Translation:Se ele quisesse comer.
well, the lack of context leaves a doubt for us. "mas você fez fritura para nosso filho?!?" / "ah, se ele quis comer..." that's actually not subjunctive!
Ok, but without a creal context it's hard to get the meaning... so, don't worry...
You're partially correct in that it is an incomplete sentence, however, it is acceptable because this is neither regular conversation nor a formal situation. We're being taught something about this sentence fragment; leaving the period off would be sloppy.
What is the difference between "queira" and "queria"? I keep getting them mixed up
Queria is conditional for first and third person singular (e.g. Ele queria um cachorro (He would like/want a dog)). Queira is subjunctive present for first and third person singular (e.g. Eu tenho medo que ele queira um cachorro (I'm afraid that he wants a dog)).
Are you sure about this? From what I can make out, both the Conjuga-me and the Verbix sites list 'quereria' as conditional for first and third person singular and 'queria' as imperfect past for the same.
Olá celanba, tudo bem? There seems to be a lot of support for 'queria' being used as conditional in everyday speech, although I don't think they have changed the conjugation of 'querer' on the sites I mentioned. Maybe Duolingo could indicate sometimes if they are expecting a 'formal' answer (business suit?) or an 'informal' one - (beach clothes?)
That is the future subjunctive which describes a likely specific event in the future (not 100% certain).
Se ele quiser comer, vou preparar um sanduíche para ele.
I think that the senses are different. 'If he were to want to eat' (imperfect subjunctive) vs. ' If he wanted(discretely, but certainly, in the past) to eat' (preterit). Very difficult distinction that DL does not make.
"If he were to eat" and "If he wanted to eat" both express a hypothetical situation with the first being more unlikely than the second.
Both are translated as "Se ele quisesse comer".
I believe Duo is correct in the two translations.
1) "se ele quisesse comer" uses the past subjunctive, a tense that is possibly very common in romance languages. It might be as frequently used in English, except it is not obvious. The conjugation for the past subjunctive of "to want" is "wanted" for all persons, i.e., the same as the simple past tense -- except for the verb "to be" which has a mismatch of "were" to certain persons). It is used to express mood of "desire, demand, necessity, recommendation, etc.", and also doubt or a degree of probability.

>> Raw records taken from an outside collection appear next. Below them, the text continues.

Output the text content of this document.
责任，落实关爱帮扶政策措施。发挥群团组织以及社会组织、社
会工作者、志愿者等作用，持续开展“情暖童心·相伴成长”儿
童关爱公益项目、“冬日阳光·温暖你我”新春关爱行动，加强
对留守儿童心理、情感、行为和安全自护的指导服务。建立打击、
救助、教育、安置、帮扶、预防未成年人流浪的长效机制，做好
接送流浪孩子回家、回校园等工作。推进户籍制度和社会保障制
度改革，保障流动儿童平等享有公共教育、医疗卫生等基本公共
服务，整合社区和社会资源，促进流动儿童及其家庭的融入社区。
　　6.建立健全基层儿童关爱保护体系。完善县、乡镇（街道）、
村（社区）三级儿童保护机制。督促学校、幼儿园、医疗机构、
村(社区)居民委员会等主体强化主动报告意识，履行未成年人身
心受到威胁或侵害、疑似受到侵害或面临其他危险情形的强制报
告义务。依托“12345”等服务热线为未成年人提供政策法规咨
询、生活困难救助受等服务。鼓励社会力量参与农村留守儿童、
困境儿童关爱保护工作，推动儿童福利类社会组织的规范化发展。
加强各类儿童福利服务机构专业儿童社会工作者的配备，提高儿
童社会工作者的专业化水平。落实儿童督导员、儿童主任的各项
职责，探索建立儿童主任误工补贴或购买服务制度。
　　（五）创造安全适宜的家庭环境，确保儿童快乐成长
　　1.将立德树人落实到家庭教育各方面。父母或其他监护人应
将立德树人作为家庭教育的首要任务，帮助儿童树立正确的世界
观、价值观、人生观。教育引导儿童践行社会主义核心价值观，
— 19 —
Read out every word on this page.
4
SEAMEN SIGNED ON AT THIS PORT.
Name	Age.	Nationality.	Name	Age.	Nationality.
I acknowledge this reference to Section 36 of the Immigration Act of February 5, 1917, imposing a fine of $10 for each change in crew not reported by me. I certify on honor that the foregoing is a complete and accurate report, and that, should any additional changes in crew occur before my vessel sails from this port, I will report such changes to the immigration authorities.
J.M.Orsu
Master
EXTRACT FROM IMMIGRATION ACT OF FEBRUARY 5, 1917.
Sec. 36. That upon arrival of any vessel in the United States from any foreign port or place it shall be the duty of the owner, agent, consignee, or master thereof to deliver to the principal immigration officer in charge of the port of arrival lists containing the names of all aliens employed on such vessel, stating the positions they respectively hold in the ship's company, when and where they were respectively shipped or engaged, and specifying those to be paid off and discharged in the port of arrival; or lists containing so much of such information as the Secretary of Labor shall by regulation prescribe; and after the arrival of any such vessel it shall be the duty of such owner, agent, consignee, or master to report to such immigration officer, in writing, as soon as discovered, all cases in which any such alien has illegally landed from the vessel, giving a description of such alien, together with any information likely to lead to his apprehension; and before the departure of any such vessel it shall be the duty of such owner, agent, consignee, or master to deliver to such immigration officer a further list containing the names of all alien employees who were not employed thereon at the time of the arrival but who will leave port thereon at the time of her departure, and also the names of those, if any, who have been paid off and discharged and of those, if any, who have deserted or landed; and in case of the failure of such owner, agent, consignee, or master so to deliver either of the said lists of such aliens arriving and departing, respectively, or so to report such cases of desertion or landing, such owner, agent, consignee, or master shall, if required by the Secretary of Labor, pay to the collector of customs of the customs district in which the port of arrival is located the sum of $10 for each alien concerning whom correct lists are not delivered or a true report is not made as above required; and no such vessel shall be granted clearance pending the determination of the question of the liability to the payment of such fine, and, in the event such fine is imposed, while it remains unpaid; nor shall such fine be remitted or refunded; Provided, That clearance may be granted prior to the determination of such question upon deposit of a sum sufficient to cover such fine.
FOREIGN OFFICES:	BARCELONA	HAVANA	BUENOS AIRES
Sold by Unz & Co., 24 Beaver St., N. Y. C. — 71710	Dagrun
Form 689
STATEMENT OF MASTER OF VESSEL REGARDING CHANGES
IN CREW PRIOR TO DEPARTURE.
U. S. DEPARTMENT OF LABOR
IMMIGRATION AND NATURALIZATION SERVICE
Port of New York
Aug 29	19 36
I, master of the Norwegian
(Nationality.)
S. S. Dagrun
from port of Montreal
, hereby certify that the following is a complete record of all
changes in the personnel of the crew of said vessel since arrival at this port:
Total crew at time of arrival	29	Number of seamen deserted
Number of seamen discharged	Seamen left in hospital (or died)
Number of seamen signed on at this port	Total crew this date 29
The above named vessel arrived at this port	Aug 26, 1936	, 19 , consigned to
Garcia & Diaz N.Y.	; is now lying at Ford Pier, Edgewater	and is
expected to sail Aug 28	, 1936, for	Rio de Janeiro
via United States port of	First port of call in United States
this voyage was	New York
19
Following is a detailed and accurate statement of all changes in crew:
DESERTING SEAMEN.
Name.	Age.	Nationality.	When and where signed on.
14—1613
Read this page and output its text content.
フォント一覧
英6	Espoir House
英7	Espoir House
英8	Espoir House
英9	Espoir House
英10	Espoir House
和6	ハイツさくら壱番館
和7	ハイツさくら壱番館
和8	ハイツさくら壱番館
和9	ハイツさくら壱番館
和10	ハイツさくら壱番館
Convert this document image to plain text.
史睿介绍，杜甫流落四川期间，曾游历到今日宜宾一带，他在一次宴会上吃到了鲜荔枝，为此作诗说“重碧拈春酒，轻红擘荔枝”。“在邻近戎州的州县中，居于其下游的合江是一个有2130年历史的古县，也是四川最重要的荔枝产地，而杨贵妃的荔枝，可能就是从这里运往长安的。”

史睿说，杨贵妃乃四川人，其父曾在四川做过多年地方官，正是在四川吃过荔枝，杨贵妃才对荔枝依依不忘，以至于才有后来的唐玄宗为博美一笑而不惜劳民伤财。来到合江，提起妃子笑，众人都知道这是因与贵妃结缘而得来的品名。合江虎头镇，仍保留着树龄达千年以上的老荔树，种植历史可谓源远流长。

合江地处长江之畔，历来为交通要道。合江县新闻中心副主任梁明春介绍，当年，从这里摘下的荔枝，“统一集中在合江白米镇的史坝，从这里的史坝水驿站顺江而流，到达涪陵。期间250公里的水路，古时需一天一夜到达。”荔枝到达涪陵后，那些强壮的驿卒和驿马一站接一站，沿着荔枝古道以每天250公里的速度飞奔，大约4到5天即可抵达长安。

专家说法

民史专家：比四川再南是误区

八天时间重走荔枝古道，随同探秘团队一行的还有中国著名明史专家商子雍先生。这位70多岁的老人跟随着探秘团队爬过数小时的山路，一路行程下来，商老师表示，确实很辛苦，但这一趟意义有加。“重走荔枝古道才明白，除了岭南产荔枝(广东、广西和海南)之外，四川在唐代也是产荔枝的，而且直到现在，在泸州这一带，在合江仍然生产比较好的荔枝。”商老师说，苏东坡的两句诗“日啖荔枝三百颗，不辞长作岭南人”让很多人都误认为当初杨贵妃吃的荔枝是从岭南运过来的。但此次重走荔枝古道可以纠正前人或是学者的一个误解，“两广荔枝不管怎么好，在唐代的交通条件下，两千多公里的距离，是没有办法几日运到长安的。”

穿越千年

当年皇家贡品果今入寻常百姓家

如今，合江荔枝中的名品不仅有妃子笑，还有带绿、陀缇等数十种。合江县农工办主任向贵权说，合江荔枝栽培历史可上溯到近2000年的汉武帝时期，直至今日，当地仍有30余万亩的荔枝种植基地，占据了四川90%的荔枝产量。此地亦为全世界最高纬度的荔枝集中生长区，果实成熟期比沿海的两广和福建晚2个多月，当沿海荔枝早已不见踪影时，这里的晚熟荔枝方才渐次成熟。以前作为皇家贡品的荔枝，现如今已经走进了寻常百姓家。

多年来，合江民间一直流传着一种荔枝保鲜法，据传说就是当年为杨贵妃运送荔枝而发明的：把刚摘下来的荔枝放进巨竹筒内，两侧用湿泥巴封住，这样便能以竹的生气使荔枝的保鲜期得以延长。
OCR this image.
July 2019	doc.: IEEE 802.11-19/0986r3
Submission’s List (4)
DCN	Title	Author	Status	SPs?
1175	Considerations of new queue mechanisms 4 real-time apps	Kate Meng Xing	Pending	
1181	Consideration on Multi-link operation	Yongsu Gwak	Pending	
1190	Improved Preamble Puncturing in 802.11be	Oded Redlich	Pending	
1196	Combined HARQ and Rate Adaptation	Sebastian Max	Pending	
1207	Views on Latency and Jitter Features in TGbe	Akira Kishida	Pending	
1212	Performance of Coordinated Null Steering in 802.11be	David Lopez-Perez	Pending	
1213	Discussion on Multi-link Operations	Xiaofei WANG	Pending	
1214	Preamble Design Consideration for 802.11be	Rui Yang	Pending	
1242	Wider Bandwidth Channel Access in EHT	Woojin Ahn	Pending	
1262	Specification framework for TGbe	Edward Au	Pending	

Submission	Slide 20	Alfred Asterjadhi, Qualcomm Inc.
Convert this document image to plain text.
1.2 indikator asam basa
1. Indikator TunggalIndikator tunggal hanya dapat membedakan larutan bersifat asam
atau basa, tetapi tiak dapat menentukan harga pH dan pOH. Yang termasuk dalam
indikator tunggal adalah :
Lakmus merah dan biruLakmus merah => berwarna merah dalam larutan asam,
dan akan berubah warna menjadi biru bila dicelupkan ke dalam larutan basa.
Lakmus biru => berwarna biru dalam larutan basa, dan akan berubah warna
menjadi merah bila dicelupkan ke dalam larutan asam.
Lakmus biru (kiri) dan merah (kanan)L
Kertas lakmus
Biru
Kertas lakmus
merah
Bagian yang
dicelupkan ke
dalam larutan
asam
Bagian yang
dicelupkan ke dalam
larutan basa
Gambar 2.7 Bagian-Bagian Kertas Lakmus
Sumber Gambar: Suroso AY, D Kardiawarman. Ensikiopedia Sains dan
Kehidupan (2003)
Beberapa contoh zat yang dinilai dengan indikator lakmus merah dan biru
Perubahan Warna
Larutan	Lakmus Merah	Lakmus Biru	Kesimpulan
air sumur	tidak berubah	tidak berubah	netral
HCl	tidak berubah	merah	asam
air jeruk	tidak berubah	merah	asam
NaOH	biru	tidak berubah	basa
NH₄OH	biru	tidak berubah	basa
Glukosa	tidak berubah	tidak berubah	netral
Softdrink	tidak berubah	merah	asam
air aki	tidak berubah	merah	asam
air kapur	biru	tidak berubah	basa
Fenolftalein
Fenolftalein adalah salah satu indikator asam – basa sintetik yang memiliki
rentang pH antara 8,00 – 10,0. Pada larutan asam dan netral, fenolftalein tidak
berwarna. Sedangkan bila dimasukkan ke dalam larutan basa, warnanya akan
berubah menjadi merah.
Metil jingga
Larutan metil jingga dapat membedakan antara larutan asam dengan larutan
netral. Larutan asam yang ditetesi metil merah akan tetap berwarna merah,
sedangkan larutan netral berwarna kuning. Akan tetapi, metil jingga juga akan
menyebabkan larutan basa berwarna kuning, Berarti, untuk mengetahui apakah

2) "if he wanted to eat" (as simple past tense) can also be paired with variety of tenses to make conditional or counterfactual statements, which can be rendered in Portuguese as "se ele quis comer..."
I am sad to hear that in Brazil the conditional tense is replaced with the preterite past tense. I think it takes imagination to use the conditional tense, and it should be encouraged. Possible worlds are always fun.